Que vous apporte l’accompagnement d’Inter-Made en Couveuse ?

LZ : L’accompagnement nous aide à structurer notre projet et à clarifier nos activités. Il y a tellement de choses à savoir quand on lance un projet associatif ! C’est important d’être accompagné. J’ai beaucoup appris sur le business model canva, le modèle économique, le plan de trésorerie ou la communication. On apprécie beaucoup nos rendez-vous individuels et on s’entraide mutuellement avec d’autres porteurs de projets. Avoir des bureaux au sein d’Inter-Made c’est aussi un plus, car cela nous donne un cadre et nous permet d’accueillir des réunions avec des partenaires. Et, pour ma part, je suis ravi d’être au conseil d’administration d’Inter-Made, car c’est une façon de m’acculturer aux sujets qui traversent une plus grosse association que la nôtre. Sans compter le réseau formé avec la Ruche Marseille, le Kiif… Et les apéros bien sûr !

DBH
 : J’ai déjà monté plusieurs entreprises, mais je me suis rendu compte que, malgré mon expérience, il me manquait des compétences.
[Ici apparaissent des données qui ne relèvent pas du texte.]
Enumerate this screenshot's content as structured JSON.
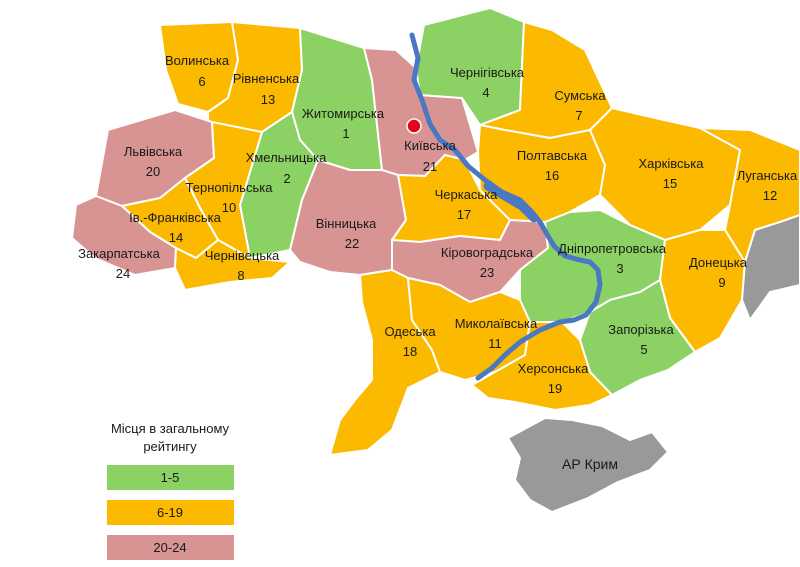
{
  "colors": {
    "green": "#8cd163",
    "orange": "#fbb900",
    "pink": "#d89393",
    "gray": "#999999",
    "river": "#4a78c2",
    "capital": "#e8001c"
  },
  "regions": [
    {
      "id": "volynska",
      "name": "Волинська",
      "rank": "6",
      "group": "orange"
    },
    {
      "id": "rivnenska",
      "name": "Рівненська",
      "rank": "13",
      "group": "orange"
    },
    {
      "id": "zhytomyrska",
      "name": "Житомирська",
      "rank": "1",
      "group": "green"
    },
    {
      "id": "kyivska",
      "name": "Київська",
      "rank": "21",
      "group": "pink"
    },
    {
      "id": "chernihivska",
      "name": "Чернігівська",
      "rank": "4",
      "group": "green"
    },
    {
      "id": "sumska",
      "name": "Сумська",
      "rank": "7",
      "group": "orange"
    },
    {
      "id": "lvivska",
      "name": "Львівська",
      "rank": "20",
      "group": "pink"
    },
    {
      "id": "khmelnytska",
      "name": "Хмельницька",
      "rank": "2",
      "group": "green"
    },
    {
      "id": "ternopilska",
      "name": "Тернопільська",
      "rank": "10",
      "group": "orange"
    },
    {
      "id": "ivfrankivska",
      "name": "Ів.-Франківська",
      "rank": "14",
      "group": "orange"
    },
    {
      "id": "zakarpatska",
      "name": "Закарпатська",
      "rank": "24",
      "group": "pink"
    },
    {
      "id": "chernivetska",
      "name": "Чернівецька",
      "rank": "8",
      "group": "orange"
    },
    {
      "id": "vinnytska",
      "name": "Вінницька",
      "rank": "22",
      "group": "pink"
    },
    {
      "id": "cherkaska",
      "name": "Черкаська",
      "rank": "17",
      "group": "orange"
    },
    {
      "id": "poltavska",
      "name": "Полтавська",
      "rank": "16",
      "group": "orange"
    },
    {
      "id": "kharkivska",
      "name": "Харківська",
      "rank": "15",
      "group": "orange"
    },
    {
      "id": "luhanska",
      "name": "Луганська",
      "rank": "12",
      "group": "orange"
    },
    {
      "id": "kirovohradska",
      "name": "Кіровоградська",
      "rank": "23",
      "group": "pink"
    },
    {
      "id": "dnipropetrovska",
      "name": "Дніпропетровська",
      "rank": "3",
      "group": "green"
    },
    {
      "id": "donetska",
      "name": "Донецька",
      "rank": "9",
      "group": "orange"
    },
    {
      "id": "odeska",
      "name": "Одеська",
      "rank": "18",
      "group": "orange"
    },
    {
      "id": "mykolaivska",
      "name": "Миколаївська",
      "rank": "11",
      "group": "orange"
    },
    {
      "id": "zaporizka",
      "name": "Запорізька",
      "rank": "5",
      "group": "green"
    },
    {
      "id": "khersonska",
      "name": "Херсонська",
      "rank": "19",
      "group": "orange"
    },
    {
      "id": "crimea",
      "name": "АР Крим",
      "rank": "",
      "group": "gray"
    }
  ],
  "legend": {
    "title_line1": "Місця в загальному",
    "title_line2": "рейтингу",
    "items": [
      {
        "label": "1-5",
        "group": "green"
      },
      {
        "label": "6-19",
        "group": "orange"
      },
      {
        "label": "20-24",
        "group": "pink"
      }
    ]
  }
}
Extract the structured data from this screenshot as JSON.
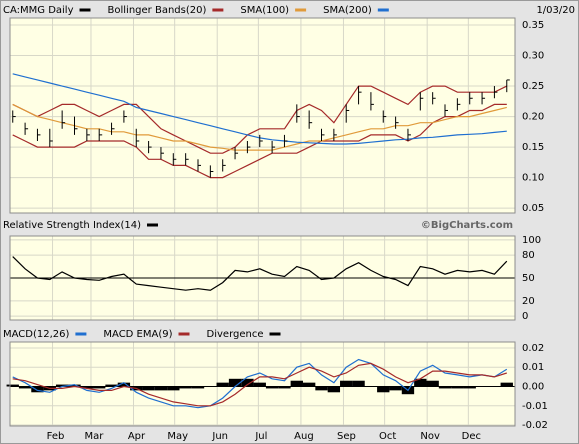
{
  "chart_data": [
    {
      "type": "ohlc",
      "title": "CA:MMG Daily",
      "date": "1/03/20",
      "color": "#000000",
      "x": [
        2,
        11,
        20,
        29,
        38,
        47,
        56,
        65,
        74,
        83,
        92,
        101,
        110,
        119,
        128,
        137,
        146,
        155,
        164,
        173,
        182,
        191,
        200,
        209,
        218,
        227,
        236,
        245,
        254,
        263,
        272,
        281,
        290,
        299,
        308,
        317,
        326,
        335,
        344,
        353,
        362
      ],
      "xlim": [
        0,
        368
      ],
      "high": [
        0.21,
        0.19,
        0.18,
        0.18,
        0.21,
        0.2,
        0.18,
        0.18,
        0.19,
        0.21,
        0.18,
        0.16,
        0.15,
        0.14,
        0.14,
        0.13,
        0.12,
        0.13,
        0.15,
        0.16,
        0.17,
        0.16,
        0.17,
        0.22,
        0.21,
        0.18,
        0.18,
        0.22,
        0.25,
        0.24,
        0.21,
        0.2,
        0.18,
        0.24,
        0.24,
        0.22,
        0.23,
        0.24,
        0.24,
        0.25,
        0.26
      ],
      "low": [
        0.19,
        0.17,
        0.16,
        0.15,
        0.18,
        0.17,
        0.16,
        0.16,
        0.17,
        0.19,
        0.15,
        0.14,
        0.13,
        0.12,
        0.12,
        0.11,
        0.1,
        0.11,
        0.13,
        0.14,
        0.15,
        0.14,
        0.15,
        0.19,
        0.18,
        0.16,
        0.16,
        0.19,
        0.22,
        0.21,
        0.19,
        0.18,
        0.16,
        0.21,
        0.22,
        0.2,
        0.21,
        0.22,
        0.22,
        0.23,
        0.24
      ],
      "close": [
        0.2,
        0.18,
        0.17,
        0.16,
        0.19,
        0.18,
        0.17,
        0.17,
        0.18,
        0.2,
        0.16,
        0.15,
        0.14,
        0.13,
        0.13,
        0.12,
        0.11,
        0.12,
        0.14,
        0.15,
        0.16,
        0.15,
        0.16,
        0.2,
        0.19,
        0.17,
        0.17,
        0.21,
        0.24,
        0.22,
        0.2,
        0.19,
        0.17,
        0.23,
        0.23,
        0.21,
        0.22,
        0.23,
        0.23,
        0.24,
        0.26
      ],
      "series": [
        {
          "name": "Bollinger Bands(20)",
          "color": "#a52a2a",
          "upper": [
            0.22,
            0.21,
            0.2,
            0.21,
            0.22,
            0.22,
            0.21,
            0.2,
            0.21,
            0.22,
            0.22,
            0.2,
            0.18,
            0.17,
            0.16,
            0.15,
            0.14,
            0.14,
            0.15,
            0.17,
            0.18,
            0.18,
            0.18,
            0.21,
            0.22,
            0.21,
            0.19,
            0.22,
            0.25,
            0.25,
            0.24,
            0.23,
            0.22,
            0.24,
            0.25,
            0.25,
            0.24,
            0.24,
            0.24,
            0.24,
            0.25
          ],
          "lower": [
            0.17,
            0.16,
            0.15,
            0.15,
            0.15,
            0.15,
            0.16,
            0.16,
            0.16,
            0.16,
            0.15,
            0.13,
            0.13,
            0.12,
            0.12,
            0.11,
            0.1,
            0.1,
            0.11,
            0.12,
            0.13,
            0.14,
            0.14,
            0.14,
            0.15,
            0.16,
            0.16,
            0.16,
            0.16,
            0.17,
            0.17,
            0.17,
            0.16,
            0.17,
            0.19,
            0.2,
            0.2,
            0.21,
            0.21,
            0.22,
            0.22
          ]
        },
        {
          "name": "SMA(100)",
          "color": "#e09a3a",
          "values": [
            0.22,
            0.21,
            0.2,
            0.195,
            0.19,
            0.185,
            0.18,
            0.18,
            0.175,
            0.175,
            0.17,
            0.17,
            0.165,
            0.16,
            0.16,
            0.155,
            0.15,
            0.148,
            0.145,
            0.145,
            0.145,
            0.145,
            0.15,
            0.155,
            0.16,
            0.16,
            0.165,
            0.17,
            0.175,
            0.18,
            0.18,
            0.185,
            0.185,
            0.19,
            0.19,
            0.195,
            0.2,
            0.2,
            0.205,
            0.21,
            0.215
          ]
        },
        {
          "name": "SMA(200)",
          "color": "#1f6fd0",
          "values": [
            0.27,
            0.265,
            0.26,
            0.255,
            0.25,
            0.245,
            0.24,
            0.235,
            0.23,
            0.225,
            0.215,
            0.21,
            0.205,
            0.2,
            0.195,
            0.19,
            0.185,
            0.18,
            0.175,
            0.17,
            0.165,
            0.162,
            0.16,
            0.158,
            0.157,
            0.156,
            0.155,
            0.155,
            0.156,
            0.158,
            0.16,
            0.162,
            0.163,
            0.165,
            0.166,
            0.168,
            0.17,
            0.171,
            0.172,
            0.174,
            0.176
          ]
        }
      ],
      "ylim": [
        0.042,
        0.3615
      ],
      "yticks": [
        0.35,
        {
          "value": 0.3,
          "label": "0.30"
        },
        0.25,
        {
          "value": 0.2,
          "label": "0.20"
        },
        0.15,
        {
          "value": 0.1,
          "label": "0.10"
        },
        0.05
      ],
      "grid": true
    },
    {
      "type": "line",
      "title": "Relative Strength Index(14)",
      "credit": "©BigCharts.com",
      "color": "#000000",
      "values": [
        78,
        62,
        50,
        48,
        58,
        50,
        48,
        47,
        52,
        55,
        42,
        40,
        38,
        36,
        34,
        36,
        34,
        44,
        60,
        58,
        62,
        55,
        52,
        65,
        60,
        48,
        50,
        62,
        70,
        60,
        52,
        48,
        40,
        65,
        62,
        55,
        60,
        58,
        60,
        55,
        72
      ],
      "ylim": [
        -5,
        105
      ],
      "yticks": [
        100,
        80,
        50,
        20,
        0
      ],
      "reference_line": 50,
      "grid": true
    },
    {
      "type": "macd",
      "series": [
        {
          "name": "MACD(12,26)",
          "color": "#1f6fd0",
          "kind": "line",
          "values": [
            0.005,
            0.002,
            -0.002,
            -0.003,
            0.0,
            0.001,
            -0.002,
            -0.003,
            -0.001,
            0.002,
            -0.003,
            -0.006,
            -0.008,
            -0.01,
            -0.01,
            -0.011,
            -0.01,
            -0.006,
            0.0,
            0.005,
            0.007,
            0.004,
            0.003,
            0.01,
            0.012,
            0.006,
            0.002,
            0.01,
            0.014,
            0.012,
            0.006,
            0.003,
            -0.002,
            0.008,
            0.011,
            0.007,
            0.006,
            0.005,
            0.006,
            0.005,
            0.009
          ]
        },
        {
          "name": "MACD EMA(9)",
          "color": "#a52a2a",
          "kind": "line",
          "values": [
            0.004,
            0.003,
            0.001,
            -0.001,
            -0.001,
            0.0,
            -0.001,
            -0.002,
            -0.002,
            0.0,
            -0.001,
            -0.004,
            -0.006,
            -0.008,
            -0.009,
            -0.01,
            -0.01,
            -0.008,
            -0.004,
            0.001,
            0.005,
            0.005,
            0.004,
            0.007,
            0.01,
            0.008,
            0.005,
            0.007,
            0.011,
            0.012,
            0.009,
            0.005,
            0.002,
            0.004,
            0.008,
            0.008,
            0.007,
            0.006,
            0.006,
            0.005,
            0.007
          ]
        },
        {
          "name": "Divergence",
          "color": "#000000",
          "kind": "bars",
          "values": [
            0.001,
            -0.001,
            -0.003,
            -0.002,
            0.001,
            0.001,
            -0.001,
            -0.001,
            0.001,
            0.002,
            -0.002,
            -0.002,
            -0.002,
            -0.002,
            -0.001,
            -0.001,
            0.0,
            0.002,
            0.004,
            0.004,
            0.002,
            -0.001,
            -0.001,
            0.003,
            0.002,
            -0.002,
            -0.003,
            0.003,
            0.003,
            0.0,
            -0.003,
            -0.002,
            -0.004,
            0.004,
            0.003,
            -0.001,
            -0.001,
            -0.001,
            0.0,
            0.0,
            0.002
          ]
        }
      ],
      "ylim": [
        -0.0205,
        0.0231
      ],
      "yticks": [
        0.02,
        0.01,
        {
          "value": 0,
          "label": "0.00"
        },
        -0.01,
        -0.02
      ],
      "reference_line": 0,
      "xticks": [
        {
          "value": 31,
          "label": "Feb"
        },
        {
          "value": 59,
          "label": "Mar"
        },
        {
          "value": 90,
          "label": "Apr"
        },
        {
          "value": 120,
          "label": "May"
        },
        {
          "value": 151,
          "label": "Jun"
        },
        {
          "value": 181,
          "label": "Jul"
        },
        {
          "value": 212,
          "label": "Aug"
        },
        {
          "value": 243,
          "label": "Sep"
        },
        {
          "value": 273,
          "label": "Oct"
        },
        {
          "value": 304,
          "label": "Nov"
        },
        {
          "value": 334,
          "label": "Dec"
        }
      ],
      "grid": true
    }
  ]
}
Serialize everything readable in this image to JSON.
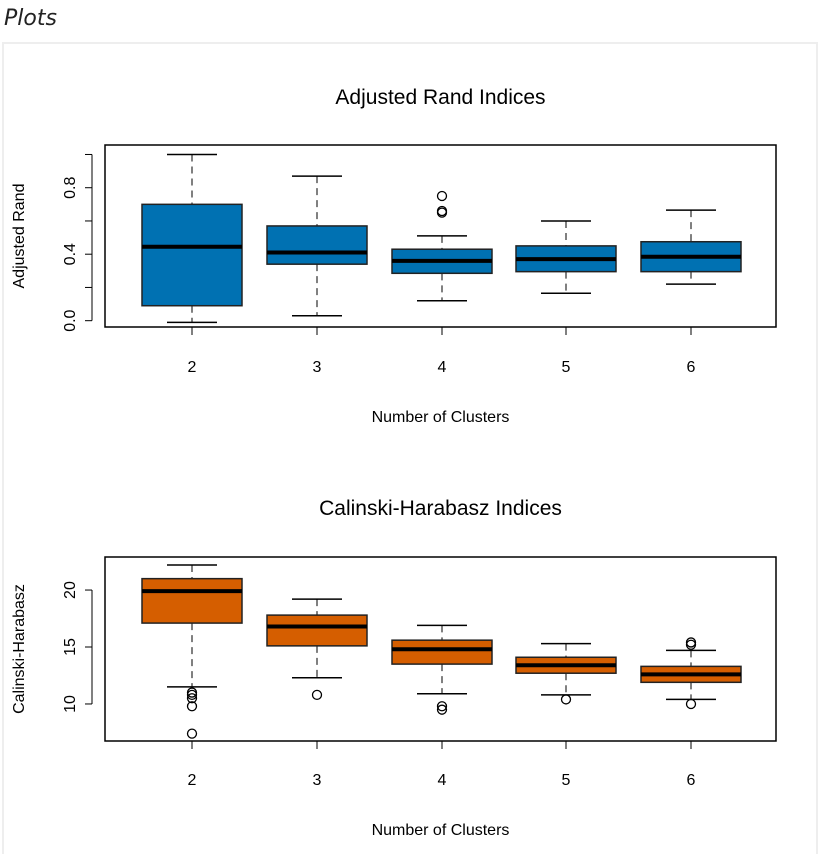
{
  "header": {
    "title": "Plots"
  },
  "chart_data": [
    {
      "type": "box",
      "title": "Adjusted Rand Indices",
      "xlabel": "Number of Clusters",
      "ylabel": "Adjusted Rand",
      "ylim": [
        -0.038,
        1.057
      ],
      "yticks": [
        0.0,
        0.2,
        0.4,
        0.6,
        0.8,
        1.0
      ],
      "ytick_labels": [
        {
          "v": 0.0,
          "label": "0.0"
        },
        {
          "v": 0.4,
          "label": "0.4"
        },
        {
          "v": 0.8,
          "label": "0.8"
        }
      ],
      "categories": [
        "2",
        "3",
        "4",
        "5",
        "6"
      ],
      "color": "#0071B2",
      "boxes": [
        {
          "min": -0.01,
          "q1": 0.09,
          "median": 0.445,
          "q3": 0.7,
          "max": 1.0,
          "outliers": []
        },
        {
          "min": 0.03,
          "q1": 0.34,
          "median": 0.41,
          "q3": 0.57,
          "max": 0.87,
          "outliers": []
        },
        {
          "min": 0.12,
          "q1": 0.285,
          "median": 0.36,
          "q3": 0.43,
          "max": 0.51,
          "outliers": [
            0.65,
            0.66,
            0.75
          ]
        },
        {
          "min": 0.165,
          "q1": 0.295,
          "median": 0.37,
          "q3": 0.45,
          "max": 0.6,
          "outliers": []
        },
        {
          "min": 0.22,
          "q1": 0.295,
          "median": 0.385,
          "q3": 0.475,
          "max": 0.665,
          "outliers": []
        }
      ]
    },
    {
      "type": "box",
      "title": "Calinski-Harabasz Indices",
      "xlabel": "Number of Clusters",
      "ylabel": "Calinski-Harabasz",
      "ylim": [
        6.75,
        22.9
      ],
      "yticks": [
        10,
        15,
        20
      ],
      "ytick_labels": [
        {
          "v": 10,
          "label": "10"
        },
        {
          "v": 15,
          "label": "15"
        },
        {
          "v": 20,
          "label": "20"
        }
      ],
      "categories": [
        "2",
        "3",
        "4",
        "5",
        "6"
      ],
      "color": "#D55E00",
      "boxes": [
        {
          "min": 11.5,
          "q1": 17.1,
          "median": 19.9,
          "q3": 21.0,
          "max": 22.2,
          "outliers": [
            11.0,
            10.8,
            10.5,
            9.8,
            7.4
          ]
        },
        {
          "min": 12.3,
          "q1": 15.1,
          "median": 16.8,
          "q3": 17.8,
          "max": 19.2,
          "outliers": [
            10.8
          ]
        },
        {
          "min": 10.9,
          "q1": 13.5,
          "median": 14.8,
          "q3": 15.6,
          "max": 16.9,
          "outliers": [
            9.8,
            9.5
          ]
        },
        {
          "min": 10.8,
          "q1": 12.7,
          "median": 13.4,
          "q3": 14.1,
          "max": 15.3,
          "outliers": [
            10.4
          ]
        },
        {
          "min": 10.4,
          "q1": 11.9,
          "median": 12.6,
          "q3": 13.3,
          "max": 14.7,
          "outliers": [
            15.4,
            15.2,
            10.0
          ]
        }
      ]
    }
  ]
}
Je suis ravi de voir qu’Inter-Made partage nos valeurs et un enthousiasme vis-à-vis de notre projet. J’avais également un réseau professionnel local important, mais celui d’Inter-Made est particulièrement bienveillant et la Couveuse m’a permis de m’ouvrir davantage à la modélisation économique de notre activité. J’ai aussi beaucoup appris en termes de savoir-être, notamment de mon rapport au collectif.

Quelles sont les prochaines étapes pour vous ?

LZ  : Nous devons rendre notre étude méditerranéenne à l’ADEME en juillet 2025. Pour ce qui est de la coopérative CooTeRRE, nous visons une création et un début d’activité au deuxième trimestre. Cette année, nous avons répondu à de nombreux appels à projets, nous avons donc beaucoup de rendus en perspective. Nous avons l’ambition de pérenniser l’association, notamment avec l’embauche d’un premier salarié.

DBH : Nous sommes passés d’un collectif de réflexion presque informel à une structure bien formelle. Nous voulons que nos projets voient le jour, élire un conseil d’administration et relancer l’idée d’un centre de ressources techniques dédié aux moyens de production low-tech. Et faire la démonstration que notre vision économique est viable et compétitive avec le modèle actuel.